The total number of visitors to the 15th edition of the Venice Architecure Biennale rose by 14 percent to 259,725, with 14,180 coming to the preview events. 

Special projects

There were a series of special projects during the exhibition. This year also saw the addition of the Applied Arts Pavilion, in collaboration with London's Victoria and Albert Museum, London and with Google to make the Biennale fully available on Google Arts and Culture.

Venedig Biennale Abschlussveranstaltung 2016 (DW/J. McIntosh)
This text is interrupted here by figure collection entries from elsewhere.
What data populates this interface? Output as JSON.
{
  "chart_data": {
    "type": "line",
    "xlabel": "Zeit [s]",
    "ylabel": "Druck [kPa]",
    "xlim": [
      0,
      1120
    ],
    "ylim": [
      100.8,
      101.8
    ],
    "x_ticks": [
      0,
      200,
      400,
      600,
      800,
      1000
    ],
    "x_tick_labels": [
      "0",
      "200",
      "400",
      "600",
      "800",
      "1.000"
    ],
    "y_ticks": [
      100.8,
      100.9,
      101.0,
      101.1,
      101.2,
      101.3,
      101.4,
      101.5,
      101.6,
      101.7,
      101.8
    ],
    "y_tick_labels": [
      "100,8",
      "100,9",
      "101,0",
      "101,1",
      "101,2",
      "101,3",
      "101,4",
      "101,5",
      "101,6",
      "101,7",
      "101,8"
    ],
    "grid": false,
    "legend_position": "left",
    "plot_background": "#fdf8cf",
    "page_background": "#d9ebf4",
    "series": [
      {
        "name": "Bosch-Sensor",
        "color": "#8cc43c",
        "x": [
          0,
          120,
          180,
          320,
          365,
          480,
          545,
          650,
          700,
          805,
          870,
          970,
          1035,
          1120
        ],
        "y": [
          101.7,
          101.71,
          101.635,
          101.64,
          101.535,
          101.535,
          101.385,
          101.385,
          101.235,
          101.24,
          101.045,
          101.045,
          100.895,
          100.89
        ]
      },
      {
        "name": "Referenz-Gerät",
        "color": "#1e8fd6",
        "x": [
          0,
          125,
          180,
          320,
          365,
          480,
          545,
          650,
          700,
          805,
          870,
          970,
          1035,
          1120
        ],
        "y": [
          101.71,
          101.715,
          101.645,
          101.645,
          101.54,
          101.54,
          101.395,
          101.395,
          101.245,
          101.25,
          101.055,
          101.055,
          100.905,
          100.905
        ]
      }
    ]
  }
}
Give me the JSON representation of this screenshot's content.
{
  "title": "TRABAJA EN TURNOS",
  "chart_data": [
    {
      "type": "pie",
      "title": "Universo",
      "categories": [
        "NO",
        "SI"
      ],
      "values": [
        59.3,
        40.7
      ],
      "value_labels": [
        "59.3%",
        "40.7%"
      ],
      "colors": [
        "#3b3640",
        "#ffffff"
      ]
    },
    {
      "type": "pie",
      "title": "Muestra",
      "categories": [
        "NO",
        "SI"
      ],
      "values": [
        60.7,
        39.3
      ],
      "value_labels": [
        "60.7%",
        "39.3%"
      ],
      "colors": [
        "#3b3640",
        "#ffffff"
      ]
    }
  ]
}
Venice Biennale curator Alejandro Aravena (center) with Biobridge's Antoine Turzi and Caroline Murat

Private exhibitions forming part of the Biennale for the first time included the Biobridge Foundation's "Therapy for Living," which tracked two thousand years of history between Venice and China, through the Silk Road trade route. A collection of jade objects, imperial seals and pictorial scrolls was used to represent the architecture of nature.

President of the Architecture Biennale, Paolo Baratta, said, "Biennale Architettura has become the most significant point of reference for the world of architecture. Aravena's Exhibition will be remembered: it offered many inspiring moments to reflect upon the possibility for the civil society to better organise the spaces where people live, whether in the heart ofcities or their margins."

Germany was one of the 65 national participants. Its pavilion at the Biennale focused on simple shelters used to house asylum seekers. The structures, designed and developed to deal with the influx of migrants into Europe from Africa and the Middle East, were a contrast to Germany's 2014 submission - a scale replica of the former German Chancellor's residence.